Here, another bush poppy, Dendromecon rigida
Another fencepost lizard, still a bit chilly from the morning
Looks like a hoverfly? It was certainly hovering, at least. It was fairly hard to convince the camera to focus on the fly, so I had to focus it manually to get this.
I'd hazard a guess that this is a wood rose, Rosa gymnocarpa, but I would really need more angles to be sure.
A tight closeup of the flower stalks of the Feathery False Lily of the Valley, Maianthemum racemosum
I think this is the first time I've used Calflora's 'category' search, since I can tell it's a monocot - the clade of plants that includes lilies, orchids, and grasses - but not much else. Searching by category and county brings up only 433 results, a reasonable amount to pore over.
In this case, I found that this is 'Feathery False Lily of the Valley', Maianthemum racemosum.
It seems pretty false, because certainly the flowers look little like Lily-of-the-valley, though the leaves share a strong resemblance and they are in the same subfamily (Nolinoideae).
This looks like Western Trillium, Trillium ovatum. I've heard Trillium referred to in song but I don't think I've ever seen it in real life before.

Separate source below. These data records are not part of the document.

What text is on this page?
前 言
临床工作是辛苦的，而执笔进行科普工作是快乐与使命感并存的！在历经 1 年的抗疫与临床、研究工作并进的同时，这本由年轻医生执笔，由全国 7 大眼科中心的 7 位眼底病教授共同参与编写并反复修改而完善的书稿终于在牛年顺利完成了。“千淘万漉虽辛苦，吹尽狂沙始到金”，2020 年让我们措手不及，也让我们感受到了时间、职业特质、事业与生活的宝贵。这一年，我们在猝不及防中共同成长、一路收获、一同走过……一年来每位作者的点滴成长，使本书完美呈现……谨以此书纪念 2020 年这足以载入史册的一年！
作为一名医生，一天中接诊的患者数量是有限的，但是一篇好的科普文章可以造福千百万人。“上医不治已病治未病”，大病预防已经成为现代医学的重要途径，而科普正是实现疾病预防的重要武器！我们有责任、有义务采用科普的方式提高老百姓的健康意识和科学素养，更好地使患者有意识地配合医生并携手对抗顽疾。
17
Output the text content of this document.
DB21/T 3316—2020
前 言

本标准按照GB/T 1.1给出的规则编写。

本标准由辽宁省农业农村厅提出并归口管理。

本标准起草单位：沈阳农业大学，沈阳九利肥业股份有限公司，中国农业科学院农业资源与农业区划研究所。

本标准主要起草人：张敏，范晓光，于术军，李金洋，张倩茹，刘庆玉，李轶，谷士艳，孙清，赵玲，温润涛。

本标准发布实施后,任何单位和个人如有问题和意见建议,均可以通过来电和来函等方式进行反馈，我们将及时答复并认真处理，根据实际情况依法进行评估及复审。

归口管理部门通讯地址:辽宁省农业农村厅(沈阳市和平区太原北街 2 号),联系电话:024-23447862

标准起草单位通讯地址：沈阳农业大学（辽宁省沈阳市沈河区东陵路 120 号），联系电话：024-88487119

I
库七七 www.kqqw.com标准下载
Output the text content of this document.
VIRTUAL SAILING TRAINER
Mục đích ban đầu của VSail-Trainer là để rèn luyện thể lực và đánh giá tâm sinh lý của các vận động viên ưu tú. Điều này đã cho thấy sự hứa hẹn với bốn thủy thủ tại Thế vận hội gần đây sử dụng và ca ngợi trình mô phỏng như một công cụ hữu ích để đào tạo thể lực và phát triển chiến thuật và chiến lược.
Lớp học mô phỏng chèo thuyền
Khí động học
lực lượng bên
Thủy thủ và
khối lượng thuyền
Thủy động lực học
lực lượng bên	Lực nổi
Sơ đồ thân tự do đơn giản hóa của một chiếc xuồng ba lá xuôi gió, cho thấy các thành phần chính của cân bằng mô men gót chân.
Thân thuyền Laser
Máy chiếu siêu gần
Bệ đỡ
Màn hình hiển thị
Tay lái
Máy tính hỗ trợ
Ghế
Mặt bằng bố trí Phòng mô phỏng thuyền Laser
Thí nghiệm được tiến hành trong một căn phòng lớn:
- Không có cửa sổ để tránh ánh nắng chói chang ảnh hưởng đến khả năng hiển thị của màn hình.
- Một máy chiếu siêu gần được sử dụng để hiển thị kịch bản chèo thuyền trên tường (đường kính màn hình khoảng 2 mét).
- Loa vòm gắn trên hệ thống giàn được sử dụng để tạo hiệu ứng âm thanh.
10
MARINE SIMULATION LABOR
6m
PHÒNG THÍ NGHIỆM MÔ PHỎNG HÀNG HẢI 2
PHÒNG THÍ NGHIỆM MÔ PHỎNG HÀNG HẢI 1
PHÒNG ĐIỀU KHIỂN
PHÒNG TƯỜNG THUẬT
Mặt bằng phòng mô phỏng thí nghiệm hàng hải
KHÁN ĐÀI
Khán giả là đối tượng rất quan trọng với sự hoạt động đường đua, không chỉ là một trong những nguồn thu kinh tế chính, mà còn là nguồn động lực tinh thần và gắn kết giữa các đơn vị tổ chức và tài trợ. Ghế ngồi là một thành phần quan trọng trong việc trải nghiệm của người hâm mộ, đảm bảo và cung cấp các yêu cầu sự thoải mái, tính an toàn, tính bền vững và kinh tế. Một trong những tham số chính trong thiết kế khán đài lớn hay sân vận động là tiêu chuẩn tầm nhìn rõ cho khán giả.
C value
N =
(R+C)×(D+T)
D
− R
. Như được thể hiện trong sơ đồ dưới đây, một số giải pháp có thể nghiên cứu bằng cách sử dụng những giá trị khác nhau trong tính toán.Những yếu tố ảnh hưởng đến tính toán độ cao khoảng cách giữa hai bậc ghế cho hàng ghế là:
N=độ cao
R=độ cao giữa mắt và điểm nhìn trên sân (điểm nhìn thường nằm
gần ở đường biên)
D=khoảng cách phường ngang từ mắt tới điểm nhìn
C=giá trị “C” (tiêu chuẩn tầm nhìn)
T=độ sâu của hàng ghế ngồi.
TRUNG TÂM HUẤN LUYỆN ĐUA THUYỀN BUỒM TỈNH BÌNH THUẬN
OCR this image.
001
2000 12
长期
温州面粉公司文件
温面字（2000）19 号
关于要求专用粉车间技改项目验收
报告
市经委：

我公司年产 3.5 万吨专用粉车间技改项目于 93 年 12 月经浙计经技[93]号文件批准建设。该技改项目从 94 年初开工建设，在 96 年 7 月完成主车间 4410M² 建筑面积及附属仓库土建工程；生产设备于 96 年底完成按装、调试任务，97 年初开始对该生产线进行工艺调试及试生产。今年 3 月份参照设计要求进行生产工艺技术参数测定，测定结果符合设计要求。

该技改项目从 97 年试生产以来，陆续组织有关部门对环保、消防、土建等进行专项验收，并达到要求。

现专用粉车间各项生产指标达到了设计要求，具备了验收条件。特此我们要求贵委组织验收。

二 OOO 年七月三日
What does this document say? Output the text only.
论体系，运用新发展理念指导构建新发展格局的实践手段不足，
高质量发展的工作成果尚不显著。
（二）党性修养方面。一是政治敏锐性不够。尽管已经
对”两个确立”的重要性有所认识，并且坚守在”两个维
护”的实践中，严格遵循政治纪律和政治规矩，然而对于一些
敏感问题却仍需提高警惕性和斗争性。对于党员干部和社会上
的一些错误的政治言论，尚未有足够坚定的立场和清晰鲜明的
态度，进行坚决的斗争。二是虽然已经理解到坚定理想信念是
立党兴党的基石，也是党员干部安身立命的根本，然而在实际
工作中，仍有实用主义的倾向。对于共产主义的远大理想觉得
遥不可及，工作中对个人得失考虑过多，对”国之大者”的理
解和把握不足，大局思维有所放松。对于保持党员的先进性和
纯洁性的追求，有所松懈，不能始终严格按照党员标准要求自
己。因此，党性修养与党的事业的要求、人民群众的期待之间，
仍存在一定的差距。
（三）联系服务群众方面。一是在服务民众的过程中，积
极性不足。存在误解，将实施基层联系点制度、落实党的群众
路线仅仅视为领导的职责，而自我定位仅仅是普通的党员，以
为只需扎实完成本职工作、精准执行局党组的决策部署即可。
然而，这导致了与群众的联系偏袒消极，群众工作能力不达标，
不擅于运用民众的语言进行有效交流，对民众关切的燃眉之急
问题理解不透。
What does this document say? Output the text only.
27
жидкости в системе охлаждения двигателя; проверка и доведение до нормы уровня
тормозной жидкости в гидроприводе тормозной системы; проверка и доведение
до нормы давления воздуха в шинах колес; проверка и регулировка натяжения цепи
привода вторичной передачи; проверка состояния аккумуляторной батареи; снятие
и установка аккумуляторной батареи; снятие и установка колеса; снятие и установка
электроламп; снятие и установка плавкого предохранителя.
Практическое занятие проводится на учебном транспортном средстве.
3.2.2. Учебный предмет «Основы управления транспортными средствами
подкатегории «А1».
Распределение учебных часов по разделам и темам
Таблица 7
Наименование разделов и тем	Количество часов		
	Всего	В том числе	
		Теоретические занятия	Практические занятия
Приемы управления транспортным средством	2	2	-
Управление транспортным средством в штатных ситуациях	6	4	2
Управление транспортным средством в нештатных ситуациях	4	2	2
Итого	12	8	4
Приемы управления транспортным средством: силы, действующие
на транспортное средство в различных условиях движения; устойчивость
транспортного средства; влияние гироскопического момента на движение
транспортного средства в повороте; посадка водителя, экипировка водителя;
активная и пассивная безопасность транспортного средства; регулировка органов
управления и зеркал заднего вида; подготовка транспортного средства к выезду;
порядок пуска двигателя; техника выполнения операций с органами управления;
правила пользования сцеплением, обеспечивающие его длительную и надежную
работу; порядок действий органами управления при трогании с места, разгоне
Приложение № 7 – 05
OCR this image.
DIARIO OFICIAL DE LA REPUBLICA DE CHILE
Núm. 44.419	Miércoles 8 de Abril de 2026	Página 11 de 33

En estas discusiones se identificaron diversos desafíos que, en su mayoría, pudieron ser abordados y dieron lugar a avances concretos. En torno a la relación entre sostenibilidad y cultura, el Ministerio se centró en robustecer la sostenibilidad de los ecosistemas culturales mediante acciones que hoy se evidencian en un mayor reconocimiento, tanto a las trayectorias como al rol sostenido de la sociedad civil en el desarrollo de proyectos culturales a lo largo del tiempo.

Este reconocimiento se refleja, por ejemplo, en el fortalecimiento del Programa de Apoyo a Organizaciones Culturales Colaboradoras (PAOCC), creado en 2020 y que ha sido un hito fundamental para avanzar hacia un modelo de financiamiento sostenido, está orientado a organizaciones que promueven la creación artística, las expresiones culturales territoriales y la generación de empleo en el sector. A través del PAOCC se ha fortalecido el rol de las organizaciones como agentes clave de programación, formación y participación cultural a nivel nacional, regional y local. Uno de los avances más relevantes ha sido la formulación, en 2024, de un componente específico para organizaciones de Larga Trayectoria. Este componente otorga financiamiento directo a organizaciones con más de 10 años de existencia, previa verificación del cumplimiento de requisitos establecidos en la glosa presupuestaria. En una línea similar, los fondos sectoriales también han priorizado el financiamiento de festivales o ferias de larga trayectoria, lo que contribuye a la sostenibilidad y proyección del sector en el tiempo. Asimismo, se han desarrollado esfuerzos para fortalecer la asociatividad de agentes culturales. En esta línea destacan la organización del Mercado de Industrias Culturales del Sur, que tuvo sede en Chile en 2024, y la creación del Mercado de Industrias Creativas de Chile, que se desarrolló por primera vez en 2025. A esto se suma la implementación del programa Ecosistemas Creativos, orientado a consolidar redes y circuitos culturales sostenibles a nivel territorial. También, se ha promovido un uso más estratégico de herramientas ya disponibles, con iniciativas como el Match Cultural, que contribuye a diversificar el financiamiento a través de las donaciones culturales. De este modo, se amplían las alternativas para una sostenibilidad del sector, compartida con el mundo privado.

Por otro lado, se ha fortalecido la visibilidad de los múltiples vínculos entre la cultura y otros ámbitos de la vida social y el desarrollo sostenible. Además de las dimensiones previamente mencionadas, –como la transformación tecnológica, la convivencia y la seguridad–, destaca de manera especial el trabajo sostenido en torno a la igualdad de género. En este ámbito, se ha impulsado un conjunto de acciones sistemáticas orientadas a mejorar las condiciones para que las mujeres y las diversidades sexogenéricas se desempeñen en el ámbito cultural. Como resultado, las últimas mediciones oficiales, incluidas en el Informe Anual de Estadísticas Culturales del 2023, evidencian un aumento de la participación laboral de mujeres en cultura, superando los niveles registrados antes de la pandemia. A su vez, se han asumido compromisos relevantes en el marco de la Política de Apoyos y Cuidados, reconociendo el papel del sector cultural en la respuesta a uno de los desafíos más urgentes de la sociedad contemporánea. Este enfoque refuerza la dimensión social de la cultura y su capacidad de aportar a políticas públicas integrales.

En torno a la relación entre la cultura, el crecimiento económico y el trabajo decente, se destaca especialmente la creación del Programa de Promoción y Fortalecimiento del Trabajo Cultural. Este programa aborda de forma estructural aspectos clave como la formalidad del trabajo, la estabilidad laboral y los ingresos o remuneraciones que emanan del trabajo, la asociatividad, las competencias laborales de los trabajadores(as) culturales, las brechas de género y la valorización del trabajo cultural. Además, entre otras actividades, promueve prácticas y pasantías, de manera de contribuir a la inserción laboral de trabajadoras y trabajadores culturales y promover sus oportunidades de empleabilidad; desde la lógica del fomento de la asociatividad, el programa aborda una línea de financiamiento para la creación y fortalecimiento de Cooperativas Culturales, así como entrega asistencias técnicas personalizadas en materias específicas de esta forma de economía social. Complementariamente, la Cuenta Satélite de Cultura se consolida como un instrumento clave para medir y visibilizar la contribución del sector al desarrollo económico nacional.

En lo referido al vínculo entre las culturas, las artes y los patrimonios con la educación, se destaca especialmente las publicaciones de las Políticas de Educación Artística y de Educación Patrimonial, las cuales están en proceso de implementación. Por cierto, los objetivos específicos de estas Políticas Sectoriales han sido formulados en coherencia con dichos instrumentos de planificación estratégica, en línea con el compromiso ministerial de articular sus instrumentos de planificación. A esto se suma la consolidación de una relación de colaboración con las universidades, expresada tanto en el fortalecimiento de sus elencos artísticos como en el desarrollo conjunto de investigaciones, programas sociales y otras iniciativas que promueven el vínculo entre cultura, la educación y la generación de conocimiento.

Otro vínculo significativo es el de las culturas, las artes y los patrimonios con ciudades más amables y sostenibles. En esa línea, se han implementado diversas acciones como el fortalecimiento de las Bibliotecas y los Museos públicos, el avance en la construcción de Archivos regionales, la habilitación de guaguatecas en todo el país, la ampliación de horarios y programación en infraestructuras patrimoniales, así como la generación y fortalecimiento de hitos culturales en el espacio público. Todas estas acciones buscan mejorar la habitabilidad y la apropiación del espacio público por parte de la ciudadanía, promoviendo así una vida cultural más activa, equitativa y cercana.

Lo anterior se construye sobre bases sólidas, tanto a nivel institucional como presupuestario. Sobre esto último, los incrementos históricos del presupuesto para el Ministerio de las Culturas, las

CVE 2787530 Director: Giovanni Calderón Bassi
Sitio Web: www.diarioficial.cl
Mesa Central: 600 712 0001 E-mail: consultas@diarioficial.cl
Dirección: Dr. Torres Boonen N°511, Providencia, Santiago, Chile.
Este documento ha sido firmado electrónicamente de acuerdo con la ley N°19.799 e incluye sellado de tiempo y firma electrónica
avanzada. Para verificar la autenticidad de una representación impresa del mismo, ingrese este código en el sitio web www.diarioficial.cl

Sorrel in a gully similarly diffuse their brief glints of light. To survive on dark forest floors, plants must be adapted to quickly spin up their photosynthetic machinery to take advantage of sunlight when they can get it, while wasting as little energy as possible while they wait patiently in the shade.
Another big-leaved maple, Acer macrophyllum, the same tree spotted south of Solvang, blazes bright green as it catches glints of light passing through the Redwood canopy. It seems to enjoy showing off its translucency wherever it can be found.
... though of course a full panorama reveals that even such large patches make up but a fraction of the scenery.
Large embankments covered with these Redwood Violets were common along the trail.
As this tributary erodes its banks, a mess of roots beneath is revealed.
Talk about association: These Redwood Sorrel (Oxalis oregana, the Oxalis I referred to earlier) were growing out of this redwood stump.
This invasive French Broom, Genista monspessulana, grows very frequently in the area.
Several varieties of violets grew among the redwoods, including this 'known associate' unsurprisingly named the Redwood Violet, Viola sempervirens - a name that is a nod to the Coast Redwood's name, Sequoyah sempervirens.
The Roaring Camp Railroad here crosses over the San Lorenzo River
As I started to reach the redwoods along the river trail, these became far more common. My suspicion that this is an Oxalis was borne out when I picked up a self-guided tour brochure absentmindedly dropped by another hiker, as there is a species of Oxalis that is closely associated with Redwood forests specifically.
Another rubus, but I think this time California Blackberry, Rubus ursinus.
I would never have guessed this was a member of the Poppy family. Pacific bleeding hearts - from the shape of the flower, presumably. Dicentra formosa
An invasive but a pretty one: Scarlet Pimpernill.